And what was Ekweremadu’s crime?
Nothing other than that Kanu accused him and indeed every other Igbo elite of being quislings and Fulani stooges who are against the realisation of his dream Biafra where he will be the supreme leader.
Simply put, they are saboteurs to the Igbo cause as determined and dictated by Kanu: a crime which he has decreed must carry the death penalty.
Emboldened by the Nuremberg assault on Ekweremadu, Kanu is now overreaching himself by urging his followers to mete out the same treatment to President Muhammadu Buhari who is attending the Seventh Tokyo International Conference on African Development (TICAD7) holding in the City of Yokohama, Japan.
It is sad that the young man has allowed his unbridled ego and greed for money, power and fame to push him down this self-destructive path.
It is sacrilegious for Kanu to label Nwodo a saboteur.
Insulting every Igbo leader who refuses to be led by the nose into the blind alley is tantamount to the axiomatic “nwa-nza” bird that overfed itself and challenged its personal god (chi) to a wrestling contest.
And what is the issue? None in my opinion.
I doubt if there is any Igbo who does not believe that Nigeria is highly skewed against the South East. Most, if not all, believe that structured as it is today, Nigeria is not working. And will not work.
There is a consensus of opinion that the marginalisation of the South East is a deliberate policy of the Nigerian state. With his unbridled nepotism and politics of exclusion, President Muhammadu Buhari has worsened the situation, making majority of Ndigbo feel unwanted in their own country.
So, if this feeling is catholic, what remains is how best to tackle the matter given the disposition of those who make it a state policy to hold an entire race down.
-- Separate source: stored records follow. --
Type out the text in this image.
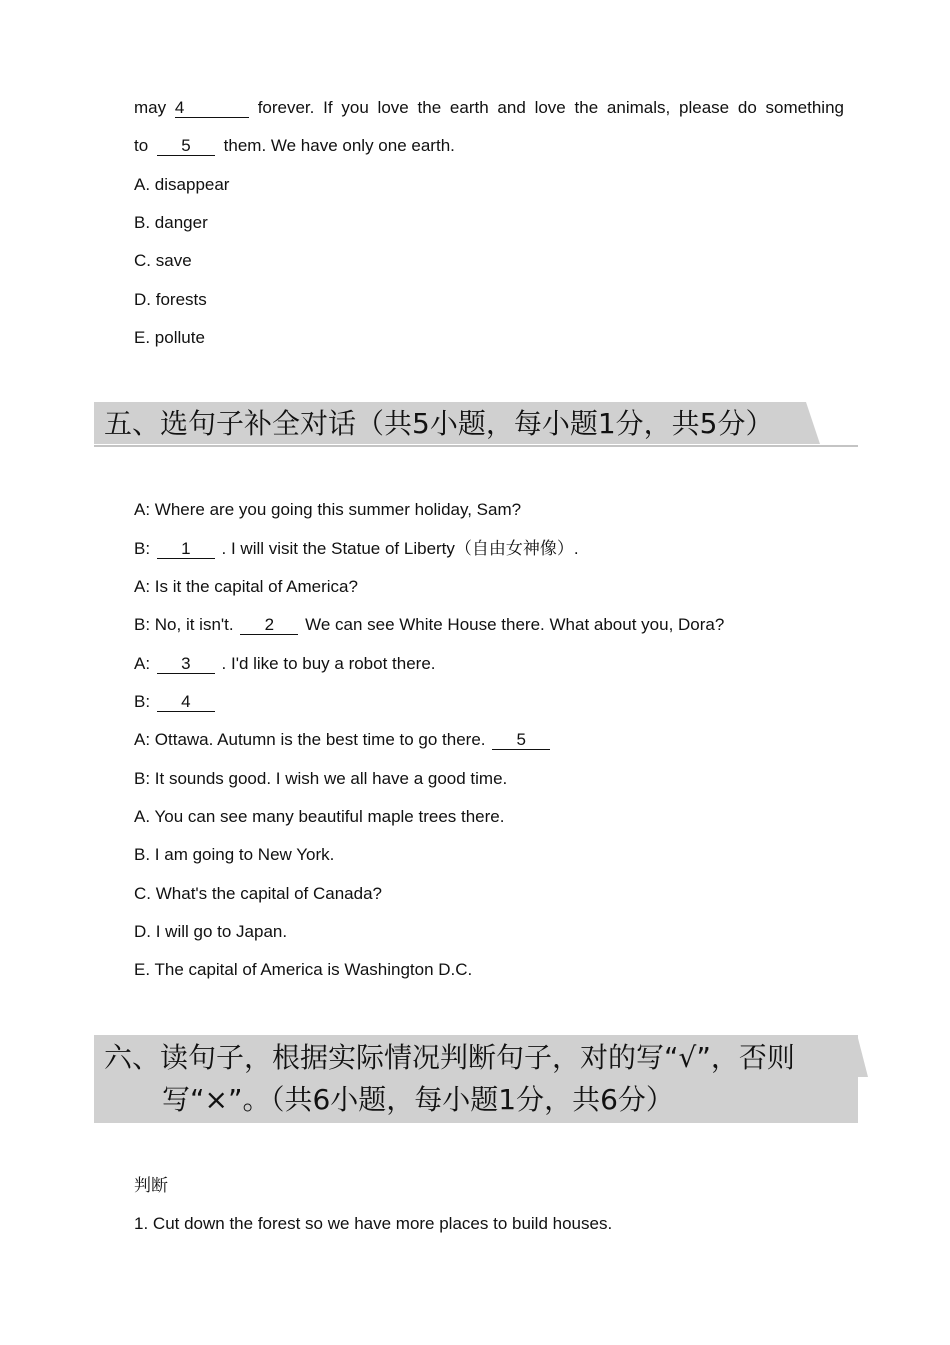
may 4	forever. If you love the earth and love the animals, please do something
to 5 them. We have only one earth.
A. disappear
B. danger
C. save
D. forests
E. pollute
五、选句子补全对话（共5小题，每小题1分，共5分）
A: Where are you going this summer holiday, Sam?
B: 1 . I will visit the Statue of Liberty（自由女神像）.
A: Is it the capital of America?
B: No, it isn't. 2 We can see White House there. What about you, Dora?
A: 3 . I'd like to buy a robot there.
B: 4
A: Ottawa. Autumn is the best time to go there. 5
B: It sounds good. I wish we all have a good time.
A. You can see many beautiful maple trees there.
B. I am going to New York.
C. What's the capital of Canada?
D. I will go to Japan.
E. The capital of America is Washington D.C.
六、读句子，根据实际情况判断句子，对的写“√”，否则
写“×”。（共6小题，每小题1分，共6分）
判断
1. Cut down the forest so we have more places to build houses.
And it goes without saying that there are bound to be varied ideas as to how best to solve the problem.
That shouldn’t be an issue. Labelling anyone who holds a contrary opinion enemy of the people who must be exterminated is evil.
That is the crux of the matter.
Nnamdi Kanu wants a total divorce from Nigeria by creating a sovereign, territorial Biafra. So, for him, secession is the irreducible decimal.
On the other hand, there is a more elitist school of thought that believes that since the territorial Biafra was defeated in the late 1960s with the Igbo losing almost everything, what is needed now is another kind Biafra – of a philosophical hue.
This Biafra, rather than being a territorial pursuit, becomes a philosophical enterprise, a way of life that encapsulates all the egalitarian principles of nationhood – true democracy, freedom, equality and rule of law.
This school of thought believes that this Biafra can still be achieved within the context of a united albeit restructured Nigeria.
As Nwodo noted in his recent open letter to Ndigbo, “Restructuring Nigeria will give the South East sovereign independence in the control of our national resources and political control of our government structures.”
This is the most sensible route to travel given the prevailing circumstances, because, short of another war, it is difficult to see how IPOB can force Nigeria to grant Ndigbo a territorial Biafra.
But Kanu would not hear of that.
For daring to proffer an alternative viewpoint, he has declared the Igbo socio-political elite persona-non-grata, placing a fatwa on them.
Ekweremadu is the guinea-pig with which Kanu tested the efficacy of his anti-Igbo elite brew, hence the Nuremberg disgrace.
Does it then mean that Nnamdi Kanu does not realise the folly of his territorial Biafra illusion? He does. Yet, he is cynically tapping into the reservoir of discontent among impressionistic Igbo youths.
It is typical of manipulative, power-crazy, self-important, despotic leaders.
This is not about Ekweremadu, an alleged self-serving Igbo political elite, getting a deserved comeuppance in faraway Germany in the hands of shortchanged, disgruntled and disillusioned Igbo youths, as some people claim.
What we have on our hands is the case of an impostor profiteering from the gullibility of his followers. It is something ominous – Nnamdi Kanu is a megalomaniac, in fact, a psychopath on the loose.
The fact that he has a firm grip on the psyche of his confederates who see him as the “chosen one” makes him even more dangerous. His ideology is ruinous and an existential threat to the global Igbo race.
The question now is: Who will stop him, and how? The answer, it seems, blows in the wind.